AI Chip development is a good example. The investment we were making in our general-purpose CPU processors.
From the 1960s until the 2010s, engineering innovations that shrink transistors doubled the number of transistors on a single computer chip roughly every two years, a phenomenon known as Moore’s Law. Computer chips became millions of times faster and more efficient during this period.
The transistors used in today’s state-of-the-art chips are only a few atoms wide. But creating even smaller transistors makes engineering problems increasingly difficult or even impossible to solve, causing the semiconductor industry’s capital expenditures and talent costs to grow at an unsustainable rate. As a result, Moore’s Law is slowing—that is, the time it takes to double transistor density is growing longer. The costs of continuing Moore’s Law are justified only because it enables continuing chip improvements, such as transistor efficiency, transistor speed, and the ability to include more specialized circuits in the same chip.
The economies of scale historically favoring general-purpose chips like central processing units have been upset by rising demand for specialized applications like AI and the slowing of Moore’s Law-driven CPU improvements. Accordingly, specialized AI chips are taking market share from CPU.
AI chips include graphics processing units (GPUs), field-programmable gate arrays (FPGAs), and application-specific integrated circuits (ASICs) that are specialized for AI. General-purpose chips like central processing units (CPUs) can also be used for some simpler AI tasks, but CPUs are becoming less and less useful as AI advances.
Like general-purpose CPUs, AI chips gain speed and efficiency (that is, they are able to complete more computations per unit of energy consumed) by incorporating huge numbers of smaller and smaller transistors, which run faster and consume less energy than larger transistors. But unlike CPUs, AI chips also have other, AI-optimized design features. These features dramatically accelerate the identical, predictable, independent calculations required by AI algorithms.
They include executing a large number of calculations in parallel rather than sequentially, as in CPUs; calculating numbers with low precision in a way that successfully implements AI algorithms but reduces the number of transistors needed for the same calculation; speeding up memory access by, for example, storing an entire AI algorithm in a single AI chip; and using programming languages built specifically to efficiently translate AI computer code for execution on an AI chip.
Different types of AI chips are useful for different tasks. GPUs are most often used for initially developing and refining AI algorithms; this process is known as “training.” FPGAs are mostly used to apply trained AI algorithms to real-world data inputs; this is often called “inference.” ASICs can be designed for either training or inference.
Because of their unique features, AI chips are tens or even thousands of times faster and more efficient than CPUs for training and inference of AI algorithms. State-of-the-art AI chips are also dramatically more cost-effective than state-of-the-art CPUs as a result of their greater efficiency for AI algorithms. An AI chip a thousand times as efficient as a CPU provides an improvement equivalent to 26 years of Moore’s Law-driven CPU improvements.

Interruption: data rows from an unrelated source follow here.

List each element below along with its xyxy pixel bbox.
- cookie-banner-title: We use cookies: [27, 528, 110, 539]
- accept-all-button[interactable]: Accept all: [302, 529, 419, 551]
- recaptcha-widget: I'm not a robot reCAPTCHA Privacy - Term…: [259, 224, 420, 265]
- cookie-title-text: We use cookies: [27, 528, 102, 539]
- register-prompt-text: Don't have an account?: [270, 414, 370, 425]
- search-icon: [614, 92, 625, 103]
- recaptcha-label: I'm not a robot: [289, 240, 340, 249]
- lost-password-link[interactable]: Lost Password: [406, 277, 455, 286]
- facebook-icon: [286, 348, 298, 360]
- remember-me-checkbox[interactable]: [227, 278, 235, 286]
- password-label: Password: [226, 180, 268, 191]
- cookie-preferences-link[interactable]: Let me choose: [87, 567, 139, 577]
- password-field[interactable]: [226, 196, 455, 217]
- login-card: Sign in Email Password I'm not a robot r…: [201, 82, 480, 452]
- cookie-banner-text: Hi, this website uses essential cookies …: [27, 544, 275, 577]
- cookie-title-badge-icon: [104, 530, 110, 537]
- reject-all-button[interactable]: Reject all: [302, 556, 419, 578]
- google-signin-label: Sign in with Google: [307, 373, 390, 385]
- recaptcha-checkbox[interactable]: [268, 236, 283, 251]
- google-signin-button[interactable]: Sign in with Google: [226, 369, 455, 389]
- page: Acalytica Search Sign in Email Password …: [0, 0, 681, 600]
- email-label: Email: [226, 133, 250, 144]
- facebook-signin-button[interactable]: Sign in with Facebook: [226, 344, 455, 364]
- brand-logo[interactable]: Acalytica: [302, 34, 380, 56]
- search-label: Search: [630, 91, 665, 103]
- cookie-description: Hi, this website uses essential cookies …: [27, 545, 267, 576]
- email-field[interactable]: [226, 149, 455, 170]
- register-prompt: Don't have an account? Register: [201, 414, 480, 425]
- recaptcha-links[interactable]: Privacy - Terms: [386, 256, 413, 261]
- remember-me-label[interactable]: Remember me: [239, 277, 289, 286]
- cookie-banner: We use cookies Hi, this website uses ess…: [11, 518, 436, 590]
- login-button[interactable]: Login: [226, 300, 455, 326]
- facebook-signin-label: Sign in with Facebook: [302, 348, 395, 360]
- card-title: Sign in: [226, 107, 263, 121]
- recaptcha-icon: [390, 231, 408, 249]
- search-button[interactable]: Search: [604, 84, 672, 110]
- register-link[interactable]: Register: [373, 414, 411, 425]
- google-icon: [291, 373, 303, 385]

Cutting-edge AI systems require not only AI-specific chips, but state-of-the-art AI chips. Older AI chips—with their larger, slower, and more power-hungry transistors—incur huge energy consumption costs that quickly balloon to unaffordable levels. Because of this, using older AI chips today means overall costs and slowdowns at least an order of magnitude greater than for state-of-the-art AI chips.
These cost and speed dynamics make it virtually impossible to develop and deploy cutting-edge AI algorithms without state-of-the-art AI chips. Even with state-of-the-art AI chips, training an AI algorithm can cost tens of millions of U.S. dollars and take weeks to complete. In fact, at top AI labs, a large portion of total spending is on AI-related computing. With general-purpose chips like CPUs or even older AI chips, this training would take substantially longer to complete and cost orders of magnitude more, making staying at the research and deployment frontier virtually impossible. Similarly, performing inference using less advanced or less specialized chips could involve similar cost overruns and take orders of magnitude longer.